Na sua comunidade on-line, criou “amizades fantásticas. É realmente emocionante saber que consigo dar alento a pessoas que estão a passar pelo que eu passei, tornou-se a minha missão. Ao mesmo tempo, ajuda-me a lidar com a fase de remissão que também não é fácil”, revela. O cancro ensinou-a a “relativizar e a priorizar. Só sabemos que estamos bem e felizes quando passamos por algo muito difícil e que nos ameaça a vida”, diz, tendo começado a “dar mais valor a si própria e ao seu meu bem-estar”. O primeiro passo na luta contra o cancro é “aceitar, o que nem sempre é fácil pois a tendência é para nos revoltarmos e questionarmos o porquê. Temos que aceitar, por mais injusto e triste que seja. Aceitar dá-nos o poder de arranjar forças que nem sabíamos que tínhamos e conseguir lidar com o obstáculo. Por fim, sorrir, fazer o que mais gostamos, não deixar que nada nos limite”, afirma.

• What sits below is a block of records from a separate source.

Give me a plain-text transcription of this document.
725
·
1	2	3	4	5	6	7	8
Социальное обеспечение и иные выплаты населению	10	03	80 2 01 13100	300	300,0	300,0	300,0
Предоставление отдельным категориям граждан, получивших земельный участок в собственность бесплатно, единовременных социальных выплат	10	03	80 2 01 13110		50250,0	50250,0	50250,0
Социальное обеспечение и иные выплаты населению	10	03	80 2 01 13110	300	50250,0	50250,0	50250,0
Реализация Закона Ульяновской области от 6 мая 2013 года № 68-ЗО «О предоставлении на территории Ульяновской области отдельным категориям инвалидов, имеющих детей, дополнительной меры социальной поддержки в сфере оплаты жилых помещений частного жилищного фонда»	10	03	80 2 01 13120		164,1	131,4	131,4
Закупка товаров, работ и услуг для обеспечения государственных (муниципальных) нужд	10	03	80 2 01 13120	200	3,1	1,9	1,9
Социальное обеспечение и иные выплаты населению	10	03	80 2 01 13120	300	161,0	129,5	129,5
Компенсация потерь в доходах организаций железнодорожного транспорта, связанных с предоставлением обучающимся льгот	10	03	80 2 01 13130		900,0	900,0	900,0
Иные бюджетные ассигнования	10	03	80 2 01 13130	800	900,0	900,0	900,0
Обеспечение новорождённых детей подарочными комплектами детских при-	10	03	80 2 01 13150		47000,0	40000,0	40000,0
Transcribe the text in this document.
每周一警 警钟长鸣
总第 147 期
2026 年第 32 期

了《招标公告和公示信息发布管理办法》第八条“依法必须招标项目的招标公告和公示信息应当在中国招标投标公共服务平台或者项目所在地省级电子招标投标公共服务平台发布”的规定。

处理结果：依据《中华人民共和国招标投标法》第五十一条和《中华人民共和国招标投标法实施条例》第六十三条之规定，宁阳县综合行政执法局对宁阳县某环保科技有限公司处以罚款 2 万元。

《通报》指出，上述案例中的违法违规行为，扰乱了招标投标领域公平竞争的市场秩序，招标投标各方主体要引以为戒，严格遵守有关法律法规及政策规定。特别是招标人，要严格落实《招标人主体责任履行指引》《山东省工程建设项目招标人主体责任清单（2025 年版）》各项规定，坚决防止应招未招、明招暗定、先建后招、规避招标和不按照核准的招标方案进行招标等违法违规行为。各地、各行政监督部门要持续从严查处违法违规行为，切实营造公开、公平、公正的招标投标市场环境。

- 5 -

E assim surge a OncoWeek, uma ideia que nasceu em Fevereiro numa conversa com a directora da Revista Cuidar, Catarina Malheiro, e que se transformou numa semana, realizada em Maio, recheada de actividades de bem-estar e convívio para 14 mulheres doentes e sobreviventes oncológicas. O local? O Hotel Talaso Atlántico, em Espanha, que inclui um centro de talassoterapia com tratamentos para doentes oncológicos. “O sonho era criar um evento que reunisse doentes e sobreviventes oncológicos para partilha de experiências e apoio e aquele hotel seria fantástico. Quando demos por nós, tínhamos já estadia marcada no hotel para a primeira semana de Maio”, lembra. Houve sessão fotográfica, workshops de cuidados da pele, seminário sobre talassoterapia e “muitos momentos de partilha e diversão” numa semana que “deu voz ao cancro e inspirou todos aqueles que mais precisam”. A ideia é continuar com o evento anualmente, no mesmo local, para que a partilha entre doentes e sobreviventes possa continuar, fomentando “o bem-estar, cuidado e auto-estima”.
Sugestões
Para acompanhar
Sexo e a Cidade
Uma das séries mais conhecidas da televisão, Sexo e a Cidade, abordou a problemática do cancro da mama através da personagem Samantha, que enfrentou o problema apoiando-se nas amigas e no namorado, fazendo uso dos acessórios mais extravagantes para alimentar a auto-estima e sendo sincera em relação às emoções que a envolviam.
Para ler
Também Há Finais Felizes, Fernanda Serrano
No dia do nascimento do segundo filho, Fernanda Serrano tocou no peito e sentiu um caroço. O obstetra garantiu que não era nada mas mais tarde conclui-se que era cancro e muito agressivo. A actriz conta neste livro toda a sua jornada com a doença, a maternidade e o regresso posterior aos palcos e à televisão.
Para ver
A Culpa é das Estrelas
Baseado no livro homónimo de John Greene, ‘A Culpa é das Estrelas’ conta a história de Hazel Grace Lancaster e Augustus Waters, dois adolescentes que se conhecem em um grupo de apoio para pacientes com cancro e se apaixonam um pelo outro, vivendo uma aventura inesquecível no tempo que lhes resta.
Para ouvir
Clouds de Zach Sobiech
Zachary Sobiech foi um músico norte-americano que morreu de cancro em 2013. Dias antes, compôs esta canção referente à doença que, segundo ele, “se destinava a fazer as pessoas felizes”.